Recorded On: 02/07/2018

A perception exists in the life sciences field that the creation, implementation, integration, modification and maintenance of instrumentation are tasks exclusively to be outsourced to dedicated vendors. At the National Center for Advancing Translational Sciences (NCATS) we believe that readily available solutions can be quick and cost-effective, but if the science or the scientist dictates a new tool that doesn’t yet exist, the ability to quickly design and produce real, usable instruments can tremendously accelerate progress.
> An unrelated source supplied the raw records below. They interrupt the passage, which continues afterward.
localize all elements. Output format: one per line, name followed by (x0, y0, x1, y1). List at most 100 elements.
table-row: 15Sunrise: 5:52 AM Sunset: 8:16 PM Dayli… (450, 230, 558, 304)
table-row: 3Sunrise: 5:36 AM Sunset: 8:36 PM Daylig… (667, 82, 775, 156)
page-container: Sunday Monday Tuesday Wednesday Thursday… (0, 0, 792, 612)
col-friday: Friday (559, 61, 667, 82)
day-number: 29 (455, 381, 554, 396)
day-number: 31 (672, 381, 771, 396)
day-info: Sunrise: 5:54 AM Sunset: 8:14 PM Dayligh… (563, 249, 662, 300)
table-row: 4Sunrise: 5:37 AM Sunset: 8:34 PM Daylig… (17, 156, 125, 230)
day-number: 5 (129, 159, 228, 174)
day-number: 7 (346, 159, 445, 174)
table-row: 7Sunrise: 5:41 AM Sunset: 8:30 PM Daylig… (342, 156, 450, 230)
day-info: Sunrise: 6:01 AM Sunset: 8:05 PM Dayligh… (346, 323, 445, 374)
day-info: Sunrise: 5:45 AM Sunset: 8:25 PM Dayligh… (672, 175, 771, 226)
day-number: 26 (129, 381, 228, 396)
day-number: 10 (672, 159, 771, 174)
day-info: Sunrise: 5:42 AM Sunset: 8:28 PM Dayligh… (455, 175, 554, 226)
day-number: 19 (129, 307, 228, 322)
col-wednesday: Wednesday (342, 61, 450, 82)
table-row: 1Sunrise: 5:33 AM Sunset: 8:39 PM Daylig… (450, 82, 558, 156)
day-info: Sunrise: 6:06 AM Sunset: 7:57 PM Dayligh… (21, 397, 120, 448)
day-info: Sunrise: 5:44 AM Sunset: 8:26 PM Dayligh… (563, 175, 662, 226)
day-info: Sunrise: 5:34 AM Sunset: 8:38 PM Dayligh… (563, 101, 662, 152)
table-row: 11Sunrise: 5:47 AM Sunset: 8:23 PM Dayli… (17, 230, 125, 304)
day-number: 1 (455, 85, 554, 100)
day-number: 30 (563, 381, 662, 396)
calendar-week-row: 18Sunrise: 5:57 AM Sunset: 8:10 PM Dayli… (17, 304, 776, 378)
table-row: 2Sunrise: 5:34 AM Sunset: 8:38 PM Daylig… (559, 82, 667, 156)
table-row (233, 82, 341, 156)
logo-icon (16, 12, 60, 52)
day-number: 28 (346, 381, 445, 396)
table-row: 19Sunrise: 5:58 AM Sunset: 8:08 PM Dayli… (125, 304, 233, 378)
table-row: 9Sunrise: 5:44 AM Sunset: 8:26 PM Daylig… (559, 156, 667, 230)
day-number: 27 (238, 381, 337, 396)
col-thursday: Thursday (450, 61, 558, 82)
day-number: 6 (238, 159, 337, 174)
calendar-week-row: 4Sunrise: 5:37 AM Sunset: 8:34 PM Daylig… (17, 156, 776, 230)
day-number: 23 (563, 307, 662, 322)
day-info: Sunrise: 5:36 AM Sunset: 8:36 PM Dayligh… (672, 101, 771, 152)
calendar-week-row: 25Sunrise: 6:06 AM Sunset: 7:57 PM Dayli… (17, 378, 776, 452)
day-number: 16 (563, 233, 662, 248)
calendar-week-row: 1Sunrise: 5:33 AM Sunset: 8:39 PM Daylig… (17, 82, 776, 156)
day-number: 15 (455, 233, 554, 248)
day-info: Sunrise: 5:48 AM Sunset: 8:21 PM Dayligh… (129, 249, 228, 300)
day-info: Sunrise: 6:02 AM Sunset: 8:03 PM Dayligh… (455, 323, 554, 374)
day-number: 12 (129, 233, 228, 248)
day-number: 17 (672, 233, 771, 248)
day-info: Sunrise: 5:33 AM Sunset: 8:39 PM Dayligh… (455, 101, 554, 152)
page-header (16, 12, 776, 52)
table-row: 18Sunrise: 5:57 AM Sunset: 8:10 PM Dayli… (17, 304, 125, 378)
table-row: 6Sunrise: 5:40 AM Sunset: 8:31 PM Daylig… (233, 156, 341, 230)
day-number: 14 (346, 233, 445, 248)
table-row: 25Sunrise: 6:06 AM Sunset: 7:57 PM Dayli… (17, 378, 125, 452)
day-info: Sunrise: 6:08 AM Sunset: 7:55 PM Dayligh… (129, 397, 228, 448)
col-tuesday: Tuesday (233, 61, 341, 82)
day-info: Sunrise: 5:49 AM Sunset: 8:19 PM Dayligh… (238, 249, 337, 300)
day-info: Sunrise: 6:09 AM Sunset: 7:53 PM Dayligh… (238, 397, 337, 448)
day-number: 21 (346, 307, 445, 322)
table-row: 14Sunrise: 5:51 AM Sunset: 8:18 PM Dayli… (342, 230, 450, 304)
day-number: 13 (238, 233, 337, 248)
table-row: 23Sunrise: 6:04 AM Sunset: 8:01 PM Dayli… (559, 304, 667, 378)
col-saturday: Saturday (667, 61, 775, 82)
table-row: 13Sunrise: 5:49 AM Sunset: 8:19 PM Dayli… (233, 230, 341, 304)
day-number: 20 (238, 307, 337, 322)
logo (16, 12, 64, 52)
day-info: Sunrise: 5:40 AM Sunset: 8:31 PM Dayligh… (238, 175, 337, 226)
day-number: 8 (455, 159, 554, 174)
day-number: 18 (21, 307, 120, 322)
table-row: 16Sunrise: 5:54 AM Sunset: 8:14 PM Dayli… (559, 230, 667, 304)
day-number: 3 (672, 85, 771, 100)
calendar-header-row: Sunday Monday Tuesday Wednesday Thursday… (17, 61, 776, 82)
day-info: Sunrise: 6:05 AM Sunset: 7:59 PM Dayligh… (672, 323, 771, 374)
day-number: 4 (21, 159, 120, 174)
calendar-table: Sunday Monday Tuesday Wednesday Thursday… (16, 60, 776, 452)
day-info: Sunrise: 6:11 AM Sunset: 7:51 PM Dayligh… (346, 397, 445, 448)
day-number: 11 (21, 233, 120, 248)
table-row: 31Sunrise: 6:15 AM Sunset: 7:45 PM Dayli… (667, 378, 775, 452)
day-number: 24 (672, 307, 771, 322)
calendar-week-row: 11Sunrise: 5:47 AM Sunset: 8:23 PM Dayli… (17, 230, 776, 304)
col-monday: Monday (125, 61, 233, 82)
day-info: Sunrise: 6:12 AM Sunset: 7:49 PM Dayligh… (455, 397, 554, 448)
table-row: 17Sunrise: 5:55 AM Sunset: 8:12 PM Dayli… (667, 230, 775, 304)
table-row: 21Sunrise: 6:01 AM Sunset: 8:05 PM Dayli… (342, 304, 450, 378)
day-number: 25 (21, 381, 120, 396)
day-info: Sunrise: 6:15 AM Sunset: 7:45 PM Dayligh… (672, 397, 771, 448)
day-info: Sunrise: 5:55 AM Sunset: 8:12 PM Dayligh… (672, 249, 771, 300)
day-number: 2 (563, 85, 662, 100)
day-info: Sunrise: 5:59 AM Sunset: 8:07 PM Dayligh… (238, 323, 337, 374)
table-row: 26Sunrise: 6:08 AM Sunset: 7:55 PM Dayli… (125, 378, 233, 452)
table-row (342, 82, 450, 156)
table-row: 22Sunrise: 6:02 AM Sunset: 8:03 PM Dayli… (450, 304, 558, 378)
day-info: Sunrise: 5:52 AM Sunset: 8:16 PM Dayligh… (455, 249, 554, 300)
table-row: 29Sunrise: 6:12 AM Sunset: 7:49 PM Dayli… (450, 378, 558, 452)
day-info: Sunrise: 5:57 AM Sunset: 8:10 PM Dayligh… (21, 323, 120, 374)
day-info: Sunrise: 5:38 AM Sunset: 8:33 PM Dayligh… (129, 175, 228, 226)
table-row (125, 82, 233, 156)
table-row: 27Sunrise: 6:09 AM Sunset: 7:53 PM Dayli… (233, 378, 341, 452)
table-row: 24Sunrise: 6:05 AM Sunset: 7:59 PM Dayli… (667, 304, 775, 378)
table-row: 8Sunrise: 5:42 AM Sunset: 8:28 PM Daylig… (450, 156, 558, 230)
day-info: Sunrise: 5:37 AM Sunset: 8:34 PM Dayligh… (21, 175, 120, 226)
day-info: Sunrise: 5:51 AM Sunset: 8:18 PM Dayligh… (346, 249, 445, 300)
This value is proven by our in-house integration of a Hamamatsu FDSS7000EX Functional Drug Screening System to an existing single-arm High Throughput Robotic Platform, and further integration of an Ion Field Tip Charger plasma pin tool cleaning system to that FDSS. This project demonstrates that the process of problem solving is of enormous importance to the outcome. Good design involves engineering, but not exclusively so; time spent at the very beginning to “consider what bears consideration” is always time well spent, and it’s often the least expensive time billed to the project. “A designer is an emerging synthesis of artist, inventor, mechanic, objective economist and evolutionary strategist” – R. Buckminster Fuller This quote encapsulates the concept that problem solving for life sciences is an open-ended, inquisitive process in which diverse disciplines spanning engineering and sociology must be given consideration, equally.

Eric Wallgren

National Institutes of Health - National Center For Advancing Translational Sciences

Eric Wallgren is an art school graduate who grew up in a house with a small machine shop in the basement.  He has worked as a mechanical and industrial designer and prototyper,  primarily in life sciences instrumentation, photovoltaic/renewable energy and powersports for about twenty years, before which he received an informal mechanical education while working as a bicycle mechanic.  In addition to his position as Instrumentation Lead at NCATS he also is owner/driver/crew  of Area 51 Racing, competing in the SCCA P2 class, and proprietor of MMW Engineering a small machine and fabrication shop.